At 4 dph, the F1 larvae were placed individually in wells of a ninety-six-well plate containing the E3 medium, and swimming activity was measured using the ZebraLab Quantization software (Viewpoint Life Sciences) equipped with an IR light source, a high-resolution digital IR camera and a hood to exclude external light. Swimming activity was measured for 60 min with alternating light and dark cycles of 10 min. Movement was captured within predefined areas (freezing area, low-movement activity; mid-area, medium-movement activity; burst area, high-movement activity), and output parameters were duration and counts within each area. The sum of total duration was always 60 min. Each time the larvae moved from one area to another, one count was registered, and the counts varied from 100 in slow larvae to 10 000 in active larvae. The total numbers of larvae analysed for each group were 131 (Bt-maize group) and 281 (nBt-maize group).

Histological evaluation of zebrafish intestines (offspring generation)
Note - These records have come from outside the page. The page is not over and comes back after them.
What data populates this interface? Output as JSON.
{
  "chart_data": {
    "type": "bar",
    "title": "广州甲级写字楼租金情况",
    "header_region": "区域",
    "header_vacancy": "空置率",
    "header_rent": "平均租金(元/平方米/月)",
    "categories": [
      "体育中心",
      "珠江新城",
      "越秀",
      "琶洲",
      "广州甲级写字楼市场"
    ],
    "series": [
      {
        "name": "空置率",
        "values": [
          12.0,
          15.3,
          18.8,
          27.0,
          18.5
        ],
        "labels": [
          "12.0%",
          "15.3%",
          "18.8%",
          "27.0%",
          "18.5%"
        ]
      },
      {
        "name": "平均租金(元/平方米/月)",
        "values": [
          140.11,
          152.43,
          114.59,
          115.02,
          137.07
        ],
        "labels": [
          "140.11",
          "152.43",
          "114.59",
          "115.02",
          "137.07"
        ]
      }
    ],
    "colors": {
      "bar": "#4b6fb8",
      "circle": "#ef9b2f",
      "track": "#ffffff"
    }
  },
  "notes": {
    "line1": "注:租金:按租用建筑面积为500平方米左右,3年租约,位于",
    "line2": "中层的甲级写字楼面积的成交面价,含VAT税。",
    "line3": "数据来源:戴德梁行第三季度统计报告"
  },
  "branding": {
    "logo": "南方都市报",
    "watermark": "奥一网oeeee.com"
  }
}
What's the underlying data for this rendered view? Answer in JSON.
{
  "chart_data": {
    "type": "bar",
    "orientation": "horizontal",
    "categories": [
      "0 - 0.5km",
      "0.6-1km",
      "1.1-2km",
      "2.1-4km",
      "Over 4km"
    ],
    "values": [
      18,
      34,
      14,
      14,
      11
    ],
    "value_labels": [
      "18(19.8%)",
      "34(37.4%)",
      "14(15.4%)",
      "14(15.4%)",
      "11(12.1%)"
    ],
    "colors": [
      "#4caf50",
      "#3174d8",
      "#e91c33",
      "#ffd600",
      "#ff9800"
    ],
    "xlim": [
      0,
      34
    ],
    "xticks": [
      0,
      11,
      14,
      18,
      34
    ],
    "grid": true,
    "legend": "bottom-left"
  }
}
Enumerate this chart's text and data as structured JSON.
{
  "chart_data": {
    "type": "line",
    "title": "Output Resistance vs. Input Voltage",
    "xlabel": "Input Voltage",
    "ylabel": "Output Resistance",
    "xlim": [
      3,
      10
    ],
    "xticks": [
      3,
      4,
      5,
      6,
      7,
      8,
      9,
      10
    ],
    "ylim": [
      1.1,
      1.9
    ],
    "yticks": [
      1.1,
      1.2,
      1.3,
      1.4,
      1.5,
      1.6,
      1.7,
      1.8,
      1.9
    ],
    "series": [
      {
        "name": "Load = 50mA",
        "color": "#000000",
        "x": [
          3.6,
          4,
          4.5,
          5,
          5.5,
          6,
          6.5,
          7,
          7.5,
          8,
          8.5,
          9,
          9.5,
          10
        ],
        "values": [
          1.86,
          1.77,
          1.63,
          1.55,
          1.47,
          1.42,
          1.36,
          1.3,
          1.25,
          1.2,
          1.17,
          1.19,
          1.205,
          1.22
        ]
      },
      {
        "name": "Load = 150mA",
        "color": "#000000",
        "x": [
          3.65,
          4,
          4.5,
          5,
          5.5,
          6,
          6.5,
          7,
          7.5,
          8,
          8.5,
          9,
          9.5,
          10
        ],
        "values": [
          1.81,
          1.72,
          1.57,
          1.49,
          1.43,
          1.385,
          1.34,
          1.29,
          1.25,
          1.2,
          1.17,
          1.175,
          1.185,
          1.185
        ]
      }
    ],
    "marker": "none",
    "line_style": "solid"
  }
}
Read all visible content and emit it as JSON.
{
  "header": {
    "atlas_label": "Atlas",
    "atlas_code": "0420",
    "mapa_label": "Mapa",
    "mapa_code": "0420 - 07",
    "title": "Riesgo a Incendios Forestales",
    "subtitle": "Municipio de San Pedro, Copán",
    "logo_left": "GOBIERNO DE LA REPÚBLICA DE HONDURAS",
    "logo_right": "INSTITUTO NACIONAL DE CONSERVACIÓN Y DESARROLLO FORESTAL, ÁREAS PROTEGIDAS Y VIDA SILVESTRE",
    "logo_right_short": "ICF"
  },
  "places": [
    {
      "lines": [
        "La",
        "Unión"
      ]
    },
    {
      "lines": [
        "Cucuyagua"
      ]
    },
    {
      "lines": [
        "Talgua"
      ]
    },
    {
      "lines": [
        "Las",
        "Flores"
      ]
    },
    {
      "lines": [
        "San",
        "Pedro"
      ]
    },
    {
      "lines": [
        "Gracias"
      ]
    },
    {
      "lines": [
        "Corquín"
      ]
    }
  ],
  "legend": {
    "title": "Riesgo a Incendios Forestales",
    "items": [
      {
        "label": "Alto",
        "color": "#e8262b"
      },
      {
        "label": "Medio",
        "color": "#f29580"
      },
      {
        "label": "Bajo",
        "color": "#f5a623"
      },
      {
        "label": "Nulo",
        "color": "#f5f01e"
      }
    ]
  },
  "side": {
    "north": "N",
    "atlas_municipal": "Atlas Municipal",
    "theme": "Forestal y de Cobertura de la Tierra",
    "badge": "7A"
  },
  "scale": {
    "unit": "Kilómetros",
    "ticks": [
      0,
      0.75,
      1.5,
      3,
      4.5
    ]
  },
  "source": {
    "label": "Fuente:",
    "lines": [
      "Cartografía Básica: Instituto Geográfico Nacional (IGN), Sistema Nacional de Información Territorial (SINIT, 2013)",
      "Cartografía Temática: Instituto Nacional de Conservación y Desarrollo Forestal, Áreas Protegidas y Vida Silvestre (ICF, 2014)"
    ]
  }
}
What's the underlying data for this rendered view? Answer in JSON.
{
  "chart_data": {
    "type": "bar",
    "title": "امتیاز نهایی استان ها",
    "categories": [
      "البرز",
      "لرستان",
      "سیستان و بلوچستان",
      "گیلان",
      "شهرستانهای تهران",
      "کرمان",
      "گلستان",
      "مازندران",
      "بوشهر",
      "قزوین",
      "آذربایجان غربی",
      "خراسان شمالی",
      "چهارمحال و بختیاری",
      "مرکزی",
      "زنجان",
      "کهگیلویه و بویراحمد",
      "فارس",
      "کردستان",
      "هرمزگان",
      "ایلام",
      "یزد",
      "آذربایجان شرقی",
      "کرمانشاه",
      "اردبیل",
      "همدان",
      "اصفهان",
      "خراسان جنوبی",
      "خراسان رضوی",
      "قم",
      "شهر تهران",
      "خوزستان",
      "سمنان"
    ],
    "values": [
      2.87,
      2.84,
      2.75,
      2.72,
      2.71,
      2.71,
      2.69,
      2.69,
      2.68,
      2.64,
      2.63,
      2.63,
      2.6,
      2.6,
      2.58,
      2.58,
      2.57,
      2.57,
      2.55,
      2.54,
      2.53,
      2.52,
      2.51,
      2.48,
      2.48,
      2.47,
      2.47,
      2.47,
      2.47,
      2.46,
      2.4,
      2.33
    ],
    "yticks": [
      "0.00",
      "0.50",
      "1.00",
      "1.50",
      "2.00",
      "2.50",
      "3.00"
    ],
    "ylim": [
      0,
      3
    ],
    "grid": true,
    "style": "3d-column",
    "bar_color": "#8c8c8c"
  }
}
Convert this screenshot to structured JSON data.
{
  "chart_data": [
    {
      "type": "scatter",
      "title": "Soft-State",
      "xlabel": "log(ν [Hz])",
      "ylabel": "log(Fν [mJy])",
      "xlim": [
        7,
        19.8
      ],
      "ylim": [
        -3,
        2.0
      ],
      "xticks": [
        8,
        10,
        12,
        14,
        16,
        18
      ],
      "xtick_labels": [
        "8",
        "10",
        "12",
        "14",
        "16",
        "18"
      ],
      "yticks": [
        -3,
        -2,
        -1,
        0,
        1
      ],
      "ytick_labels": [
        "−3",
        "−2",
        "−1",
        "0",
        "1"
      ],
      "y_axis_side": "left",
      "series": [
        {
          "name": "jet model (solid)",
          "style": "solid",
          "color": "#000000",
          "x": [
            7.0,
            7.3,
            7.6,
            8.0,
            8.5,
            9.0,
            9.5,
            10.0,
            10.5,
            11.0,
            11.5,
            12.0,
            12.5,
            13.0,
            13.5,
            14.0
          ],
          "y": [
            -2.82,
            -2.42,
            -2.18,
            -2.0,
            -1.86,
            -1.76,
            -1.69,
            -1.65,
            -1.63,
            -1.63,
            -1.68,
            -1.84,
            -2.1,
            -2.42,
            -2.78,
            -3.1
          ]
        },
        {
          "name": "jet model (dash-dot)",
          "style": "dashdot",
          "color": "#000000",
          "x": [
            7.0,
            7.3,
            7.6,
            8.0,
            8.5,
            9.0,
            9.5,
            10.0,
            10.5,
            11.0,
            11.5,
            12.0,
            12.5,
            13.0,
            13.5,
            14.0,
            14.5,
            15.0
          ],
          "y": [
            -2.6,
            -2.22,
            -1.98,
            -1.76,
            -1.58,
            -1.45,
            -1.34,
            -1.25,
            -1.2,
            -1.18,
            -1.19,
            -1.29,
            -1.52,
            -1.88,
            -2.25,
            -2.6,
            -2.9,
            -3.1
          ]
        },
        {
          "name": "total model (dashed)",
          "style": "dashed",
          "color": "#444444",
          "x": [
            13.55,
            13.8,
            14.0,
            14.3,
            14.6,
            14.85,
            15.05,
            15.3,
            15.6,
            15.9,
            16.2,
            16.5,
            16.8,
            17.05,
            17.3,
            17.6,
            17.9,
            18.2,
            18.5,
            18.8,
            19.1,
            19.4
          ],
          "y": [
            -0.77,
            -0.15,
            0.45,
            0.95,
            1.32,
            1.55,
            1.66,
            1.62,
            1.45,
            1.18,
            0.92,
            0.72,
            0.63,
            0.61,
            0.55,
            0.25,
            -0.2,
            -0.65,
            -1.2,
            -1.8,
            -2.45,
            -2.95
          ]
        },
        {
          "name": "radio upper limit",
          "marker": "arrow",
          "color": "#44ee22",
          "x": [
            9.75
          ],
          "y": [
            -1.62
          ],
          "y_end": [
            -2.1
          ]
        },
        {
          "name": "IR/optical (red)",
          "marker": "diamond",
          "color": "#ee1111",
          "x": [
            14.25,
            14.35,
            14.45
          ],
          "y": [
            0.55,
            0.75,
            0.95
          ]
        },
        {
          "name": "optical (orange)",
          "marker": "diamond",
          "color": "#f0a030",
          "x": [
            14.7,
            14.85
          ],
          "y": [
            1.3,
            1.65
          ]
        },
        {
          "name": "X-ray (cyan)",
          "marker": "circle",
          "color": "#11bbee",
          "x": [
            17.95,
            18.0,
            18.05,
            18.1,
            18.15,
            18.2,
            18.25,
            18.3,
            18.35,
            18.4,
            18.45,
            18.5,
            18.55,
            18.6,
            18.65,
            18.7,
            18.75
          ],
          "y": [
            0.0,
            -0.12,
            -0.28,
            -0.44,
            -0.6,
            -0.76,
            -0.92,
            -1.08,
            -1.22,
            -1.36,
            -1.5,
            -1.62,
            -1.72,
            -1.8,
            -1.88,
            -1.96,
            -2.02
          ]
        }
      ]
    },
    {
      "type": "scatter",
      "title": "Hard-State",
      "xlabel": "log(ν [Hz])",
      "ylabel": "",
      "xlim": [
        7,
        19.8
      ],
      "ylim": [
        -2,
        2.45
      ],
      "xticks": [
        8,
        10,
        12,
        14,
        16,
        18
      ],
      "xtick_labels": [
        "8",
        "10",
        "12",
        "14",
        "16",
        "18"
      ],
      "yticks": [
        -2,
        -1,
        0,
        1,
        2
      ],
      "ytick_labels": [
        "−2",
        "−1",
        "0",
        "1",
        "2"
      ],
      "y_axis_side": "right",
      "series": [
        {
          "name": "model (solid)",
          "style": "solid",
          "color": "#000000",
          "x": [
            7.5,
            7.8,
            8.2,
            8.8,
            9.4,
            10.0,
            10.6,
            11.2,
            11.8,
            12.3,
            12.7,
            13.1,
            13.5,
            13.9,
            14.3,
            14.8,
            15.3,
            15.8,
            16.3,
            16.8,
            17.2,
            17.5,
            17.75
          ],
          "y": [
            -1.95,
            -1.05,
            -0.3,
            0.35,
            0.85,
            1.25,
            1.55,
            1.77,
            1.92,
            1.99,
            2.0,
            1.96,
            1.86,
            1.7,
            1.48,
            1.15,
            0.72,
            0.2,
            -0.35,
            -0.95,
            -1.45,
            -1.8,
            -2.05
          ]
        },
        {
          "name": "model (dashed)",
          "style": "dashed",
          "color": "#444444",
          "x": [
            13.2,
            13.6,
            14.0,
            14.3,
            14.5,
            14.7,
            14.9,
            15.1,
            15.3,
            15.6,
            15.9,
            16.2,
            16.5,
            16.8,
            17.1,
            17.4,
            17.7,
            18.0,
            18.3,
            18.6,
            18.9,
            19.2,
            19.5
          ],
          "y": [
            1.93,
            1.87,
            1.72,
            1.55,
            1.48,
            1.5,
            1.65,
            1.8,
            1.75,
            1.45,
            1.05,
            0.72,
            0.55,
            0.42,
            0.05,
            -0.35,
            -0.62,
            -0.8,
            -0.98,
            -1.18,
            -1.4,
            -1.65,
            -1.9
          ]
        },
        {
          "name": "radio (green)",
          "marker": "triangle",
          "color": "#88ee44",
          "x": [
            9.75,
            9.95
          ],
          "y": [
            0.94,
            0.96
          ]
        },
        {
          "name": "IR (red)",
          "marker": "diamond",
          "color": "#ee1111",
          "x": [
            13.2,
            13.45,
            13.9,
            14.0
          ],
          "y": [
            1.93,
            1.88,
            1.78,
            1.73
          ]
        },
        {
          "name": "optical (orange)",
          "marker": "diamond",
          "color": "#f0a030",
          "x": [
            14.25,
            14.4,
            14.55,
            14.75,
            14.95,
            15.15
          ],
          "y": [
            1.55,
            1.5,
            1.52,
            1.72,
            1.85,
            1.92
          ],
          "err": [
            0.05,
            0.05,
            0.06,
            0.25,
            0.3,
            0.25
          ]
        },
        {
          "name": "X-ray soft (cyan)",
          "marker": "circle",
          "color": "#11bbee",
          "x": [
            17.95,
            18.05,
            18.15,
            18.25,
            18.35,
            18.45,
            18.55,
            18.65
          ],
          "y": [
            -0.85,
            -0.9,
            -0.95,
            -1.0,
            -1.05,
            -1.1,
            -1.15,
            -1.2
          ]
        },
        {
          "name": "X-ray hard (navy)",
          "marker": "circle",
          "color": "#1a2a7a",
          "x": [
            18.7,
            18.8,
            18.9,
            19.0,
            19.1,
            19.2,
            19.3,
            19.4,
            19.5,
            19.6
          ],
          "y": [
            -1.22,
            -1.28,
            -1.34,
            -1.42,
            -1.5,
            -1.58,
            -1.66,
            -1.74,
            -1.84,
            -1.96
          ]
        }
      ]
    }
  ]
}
From the paraffin-embedded intestinal tissues, longitudinal and/or transverse sections (3 μm) were cut and stained with haematoxylin and eosin and mounted on glass microscope slides. Intestinal tissues (proximal intestine and mid-intestine) of all the sections were blinded and evaluated by trained personnel using a light microscope (Carl Zeiss, Inc.), and images were captured using the AxioVision Rel. 4.7 software (Kemet International Limited). Morphology was evaluated according to the following criteria: (1) enterocyte nucleus position; (2) enterocyte vacuolisation; (3) submucosal width and cellularity; (4) lamina propria width and cellularity; (5) intraepithelial leucocyte frequency; (6) enterocyte hyperplasia; (7) goblet cell frequency; (8) presence of mucosal fold fusion. Serial sections were evaluated when necessary. The degree of histological changes was assessed as normal, mild, moderate or severe.

Calculations

$$\begin{eqnarray} CF = \left (\frac {body\ weight\ (mg)}{fork\ length\quad (mm)^{3}}\right )\times 100, \end{eqnarray}$$ $$

$$\begin{eqnarray} FCR = \frac {feed\ eaten\ (mg)}{body\ mass\ increase\ (mg)}, \end{eqnarray}$$ $$

$$\begin{eqnarray} Specific\ growth\ rate = \left (\frac {ln\ final\ weight - ln\ initial\ weight}{duration\ of\ study\ in\ days}\right )\times 100. \end{eqnarray}$$ $$

Statistical analysis

Statistical analysis was conducted using Statistica™ 7 (StatSoft, Inc.) and GraphPad Prism 5 (GraphPad Software, Inc.). A one-way ANOVA (general lineal model) or unpaired t test was used for data obtained from the F1 or F0 generation, respectively. Data were always evaluated to ensure that the criteria for performing the statistical tests were fulfilled (Bartlett's test for equal variances). In cases when the ANOVA showed significant differences, post hoc tests (Tukey's honestly significant difference test or Fisher's least significant difference test) were used to find which groups differed. Data from the histological evaluations were subjected to a contingency analysis. Data obtained from the pooled fish tanks, performance parameters (F0) after 283 d (Bt-maize: n 11; nBt-maize: n 10), CuZn SOD enzyme analysis (Bt-maize: n 11; nBt-maize: n 10), leucocyte counts (Bt-maize: n 6; nBt-maize: n 8) and reproduction parameters, are reported as means with their 95 % CI. All reported P values are two sided and significance was set at P< 0·05.